This month, Amnesty International’s Digital Verification Corps (DVC) launched a new collaboration with the Human Rights Program at Universidad Iberoamericana in Mexico City, Mexico. Universidad Iberoamericana joins the award-winning programme as the seventh DVC partner – alongside the University of Hong Kong; the University of California, Berkeley; the University of Toronto; the University of Cambridge; the University of Essex; and the University of Pretoria.
“We’re delighted to have a Latin American university join our Digital Verification Corps and we look forward to empowering more Latin American students and volunteers to work on cutting-edge initiatives of this kind to defend human rights in the region,” said Carolina Jiménez, deputy director of research for the Americas at Amnesty International.
Universidad Iberoamericana’s interdisciplinary human rights programme has been committed to promoting justice and the defence of human rights across Mexico since the programme’s inception in 1998. Ibero has recruited more than 15 students from a variety of disciplines to participate in the DVC’s inaugural year. These students are receiving training from Amnesty’s experts in open source investigation methods, as well as graduates of the DVC programme at UC Berkeley’s Human Rights Center. This training allows the participants to verify the authenticity, location, and time of videos and photographs posted on social media, as well as mental health resiliency training. Once trained, student volunteers will apply these cutting-edge skills as digital volunteers, directly supporting Amnesty’s research teams working to monitor and report on human rights violations globally.

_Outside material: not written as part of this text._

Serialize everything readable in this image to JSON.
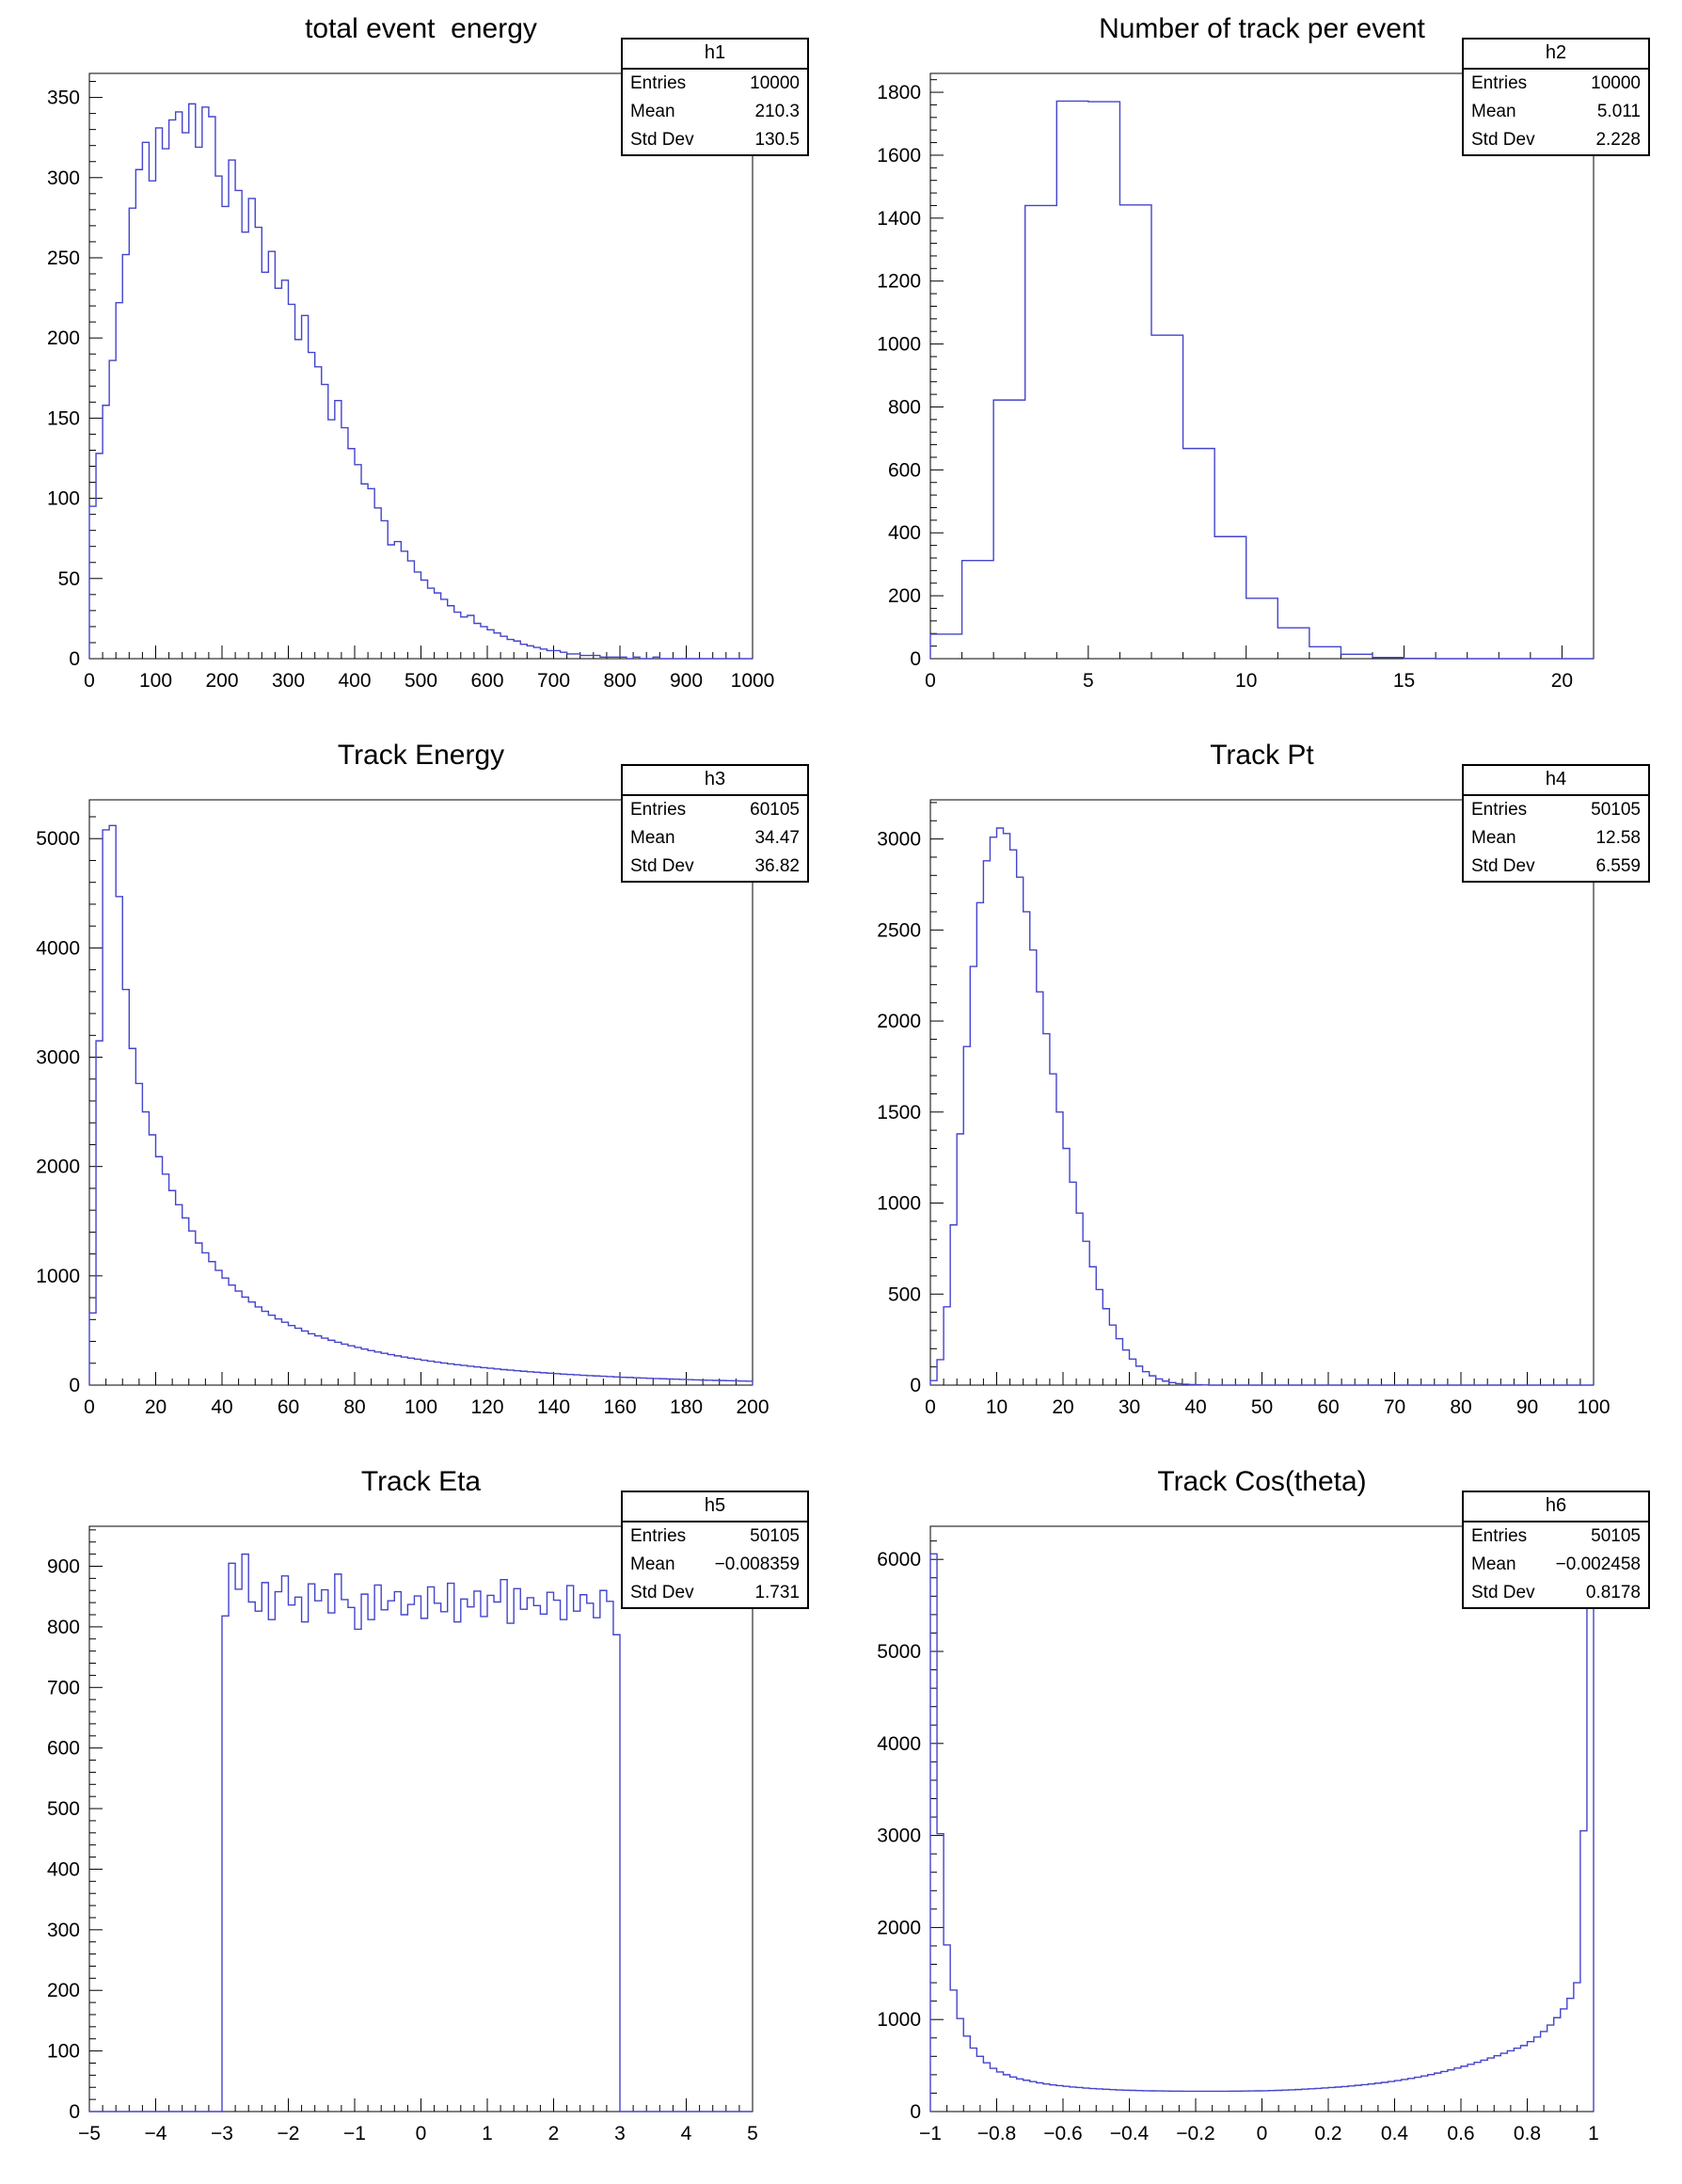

Felipe Sánchez-Nájera, the faculty lead from the human rights program at Universidad Iberoamericana said that: ‘Alliances such as Ibero with Amnesty International within the ‘Digital Verification Corps’ (DVC) project are essential for Ibero’s formational and educational objectives. Thanks to this initiative, students will have the opportunity to train themselves in open source investigation which will contribute to their human and professional training as human rights defenders and researchers in a context in which information, thanks to social networks, is generated in real-time by millions of users and therefore needs to be verified.’
The DVC was established in 2016 to help train the next generation of human rights researchers in the tools and skills needed to take advantage of the overwhelming amount of digital content that exists in the world today. In November 2019, the DVC won the Times Higher Education Award for International Collaboration of the Year. We are delighted to welcome the Human Rights Programme at Universidad Iberoamericana into the DVC network.